Batch process implementation in kettle (Pentaho Data Integration):
In order to implement the batch process we needs to have the looping logic. But I did not find any component or suitable method in kettle to create those loops.
So I have created a way to resolve that problem in one of my project and updated the same here.
Below is the step by step process:
1.Get Batch Details:
Create a new transformation:
Create a separate transformation and name it as get_batch_details.
Fetch min, max and batch size details from the source system and calculate total number of batches count using java script step.
Calculate total batch number count:
Set each variable scope to valid thorough out the root job using set variable step like below
2.Create a main job:
Create a main job with the following steps.
a. configure get_batch_details transformation.
b. configure for each batch evaluation step
c. configure your actual transformation with transformation executor step
(This is your main logic)
d. configure batch number iteration transformation
Main job will looks like below.
3.Evaluate and iterate through each batch number in main job:
In this step we have to evaluate each batch number with the total number of batches like below.
This process will continue until the condition set to true.
For each step configuration:
In main job create a variable with the name as batch_no and assign some default value to it.
And make use same variable in evaluation step like above and make sure to have the success condition as If value is greater than and the value as nr_of_batches. (This value we are getting from get_batch_details transformation)
So for the first time batch_no = 1, then it will compare with nr_of_batches each time, if the condition is false then your actual job will execute other wise it will exit from the loop.
Now the next step is to increment the batch_no, so we have to create a batch_iteration transformation like below and configure get and set variable steps accordingly.
Increment batch number step:
Use formula step to implement this logic and configure the values as shown like below.
We have configured everything properly but the main thing is to how to make use batch info and create start and end flags in our actual transformation.
Calculate batch flags using java script step like below.
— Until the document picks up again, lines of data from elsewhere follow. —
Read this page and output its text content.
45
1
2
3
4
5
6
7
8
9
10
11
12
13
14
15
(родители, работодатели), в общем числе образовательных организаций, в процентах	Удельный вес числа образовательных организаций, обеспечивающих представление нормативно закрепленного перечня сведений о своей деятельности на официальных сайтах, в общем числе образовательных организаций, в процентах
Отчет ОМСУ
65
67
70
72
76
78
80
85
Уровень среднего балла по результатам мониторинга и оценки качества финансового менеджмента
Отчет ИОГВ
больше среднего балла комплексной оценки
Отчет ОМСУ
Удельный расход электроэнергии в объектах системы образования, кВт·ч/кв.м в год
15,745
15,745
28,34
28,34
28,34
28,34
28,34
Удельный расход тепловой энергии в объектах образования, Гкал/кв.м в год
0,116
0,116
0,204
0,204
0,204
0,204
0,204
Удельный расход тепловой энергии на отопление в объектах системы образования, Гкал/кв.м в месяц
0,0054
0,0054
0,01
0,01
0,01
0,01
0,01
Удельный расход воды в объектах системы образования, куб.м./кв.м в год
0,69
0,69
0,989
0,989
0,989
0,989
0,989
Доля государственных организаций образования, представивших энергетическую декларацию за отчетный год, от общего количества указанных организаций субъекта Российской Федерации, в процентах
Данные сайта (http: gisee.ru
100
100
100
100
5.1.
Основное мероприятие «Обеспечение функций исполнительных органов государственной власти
So use start flag and end flag details wherever required in the job.
step 1: calculate total number of batches
max value = 12000,
batch_size = 4000,
nr_of_batches = ceil (12000)/4000 = 3
So in this process it will create 3 different batches with batch size as 4000 each time.
step 2: evaluate batch number and total number of batches in main job.
nr_of_batches = 3;
batch_no = 1 (default);
If (batch_no > nr_of_batches)
else go to actual job.
So here, 1> 3 which is false then it will go to actual job.
step 3: calculate batch flags in actual transformation.
start_flag=(batch_no - 1)*batch_size + 1;
start_flag = (1-1)*4000+1;
end_flag = (1*4000);
Now start_flag=1 and end_flag = 4000;
So we can use above flag values in our query to fetch data from the sources system using any table input step.
Step 4: Increment batch number
batch_no = batch_no + 1;
So now the batch_no = 2 and the same process will continue until the condition set to true.